One thing that hasn’t changed? Savvy exporters know to make full use of the Canadian government resources available.
“The DFATD offices are all over, and [we] would try to make connections with certain DFATD officers and get them to help [us] understand or evaluate the area and the opportunities, and then make connections,” Yuers said, speaking of the company’s successful attempt to break into the Middle East construction market in the early 2000s.
For most Canadian manufacturers, whether small, medium or large, exporting isn’t an option, it’s a must, said MarcusEwert-Johns, vice-president of the B.C. chapter of the Canadian Manufacturers and Exporters (CME) association.
“Given the size of the Canadian economy, given the size of the provincial economy, you have to export,” Ewert-Johns said. “It’s the only way to make money.”
But many businesses are still unaware of the government help available. It’s a problem identified by the Canadian Chamber of Commerce. The business advocacy organization recently released a report calling on the government to increase its diplomatic presence abroad and co-ordinate export services, which are currently spread across several different government departments and not well advertised.

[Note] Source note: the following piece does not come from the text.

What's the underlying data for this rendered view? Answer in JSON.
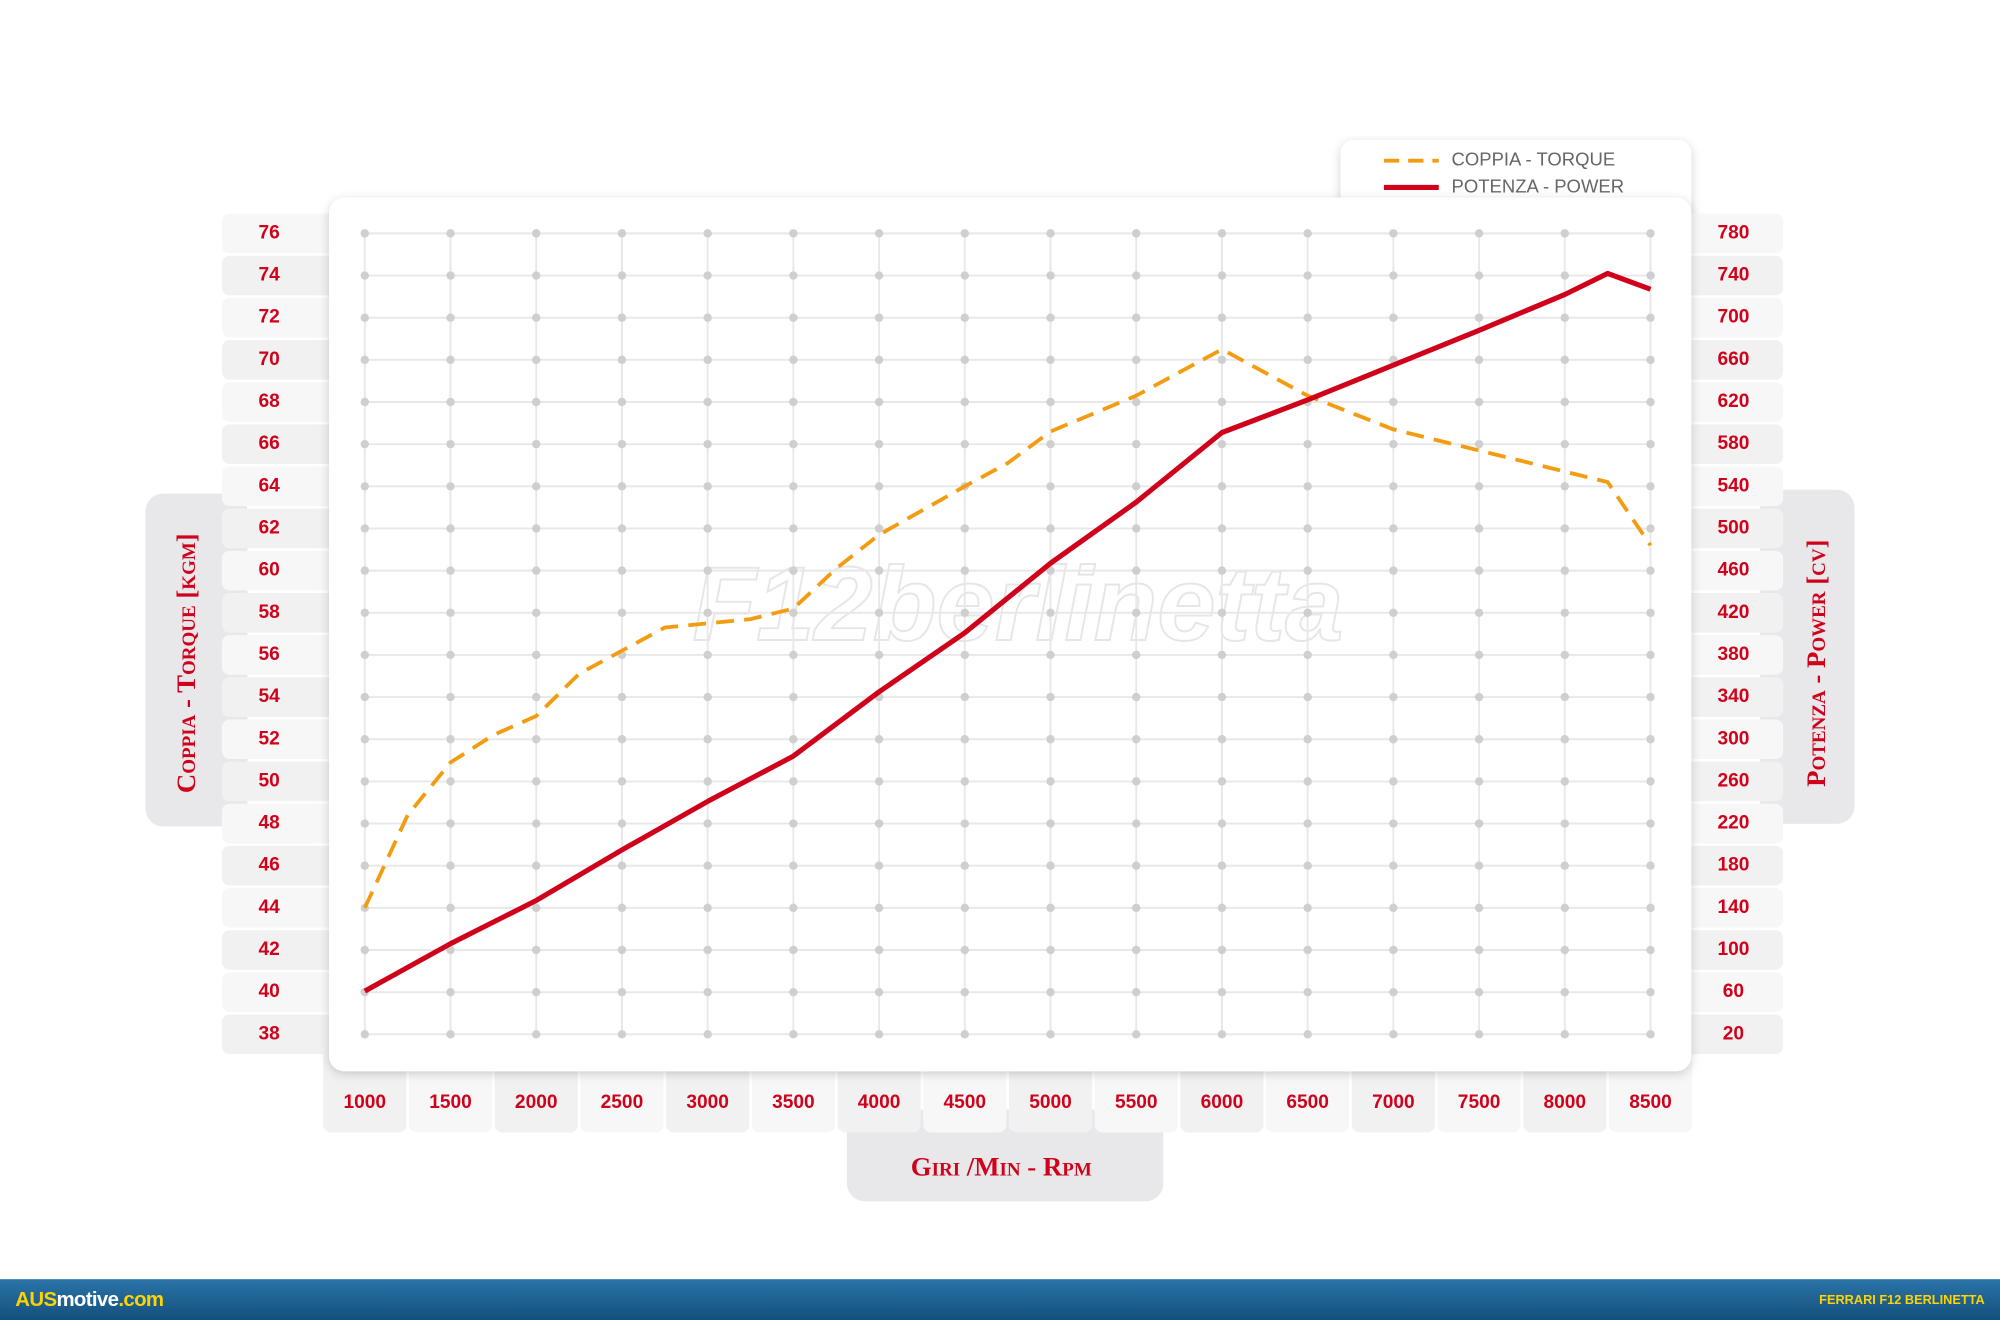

The chamber warns that if Canada doesn’t work to build what it says is a weak international brand, the country won’t be able to take full advantage of recently signed trade agreements with Europe and Korea.
Government services can range from identifying the most likely companies to be open to a pitch – reducing the time a Canadian company needs to spend cold-calling – to troubleshooting a foreign government’s regulations, the best way to structure your company to operate in a country like China, or how to negotiate a conflict zone.
“You want to have these government guys on your side in a lot of these markets because the stature of government is critical in a lot of these countries,” Ewert-Johns said.
The federal government has now started a program to place trade commissioners in 25 industry associations across the country in order to better connect business with export opportunities. Trade commissioner Carl St-Laurent will be stationed in the CME’s office for the next three years, Ewert-Johns said.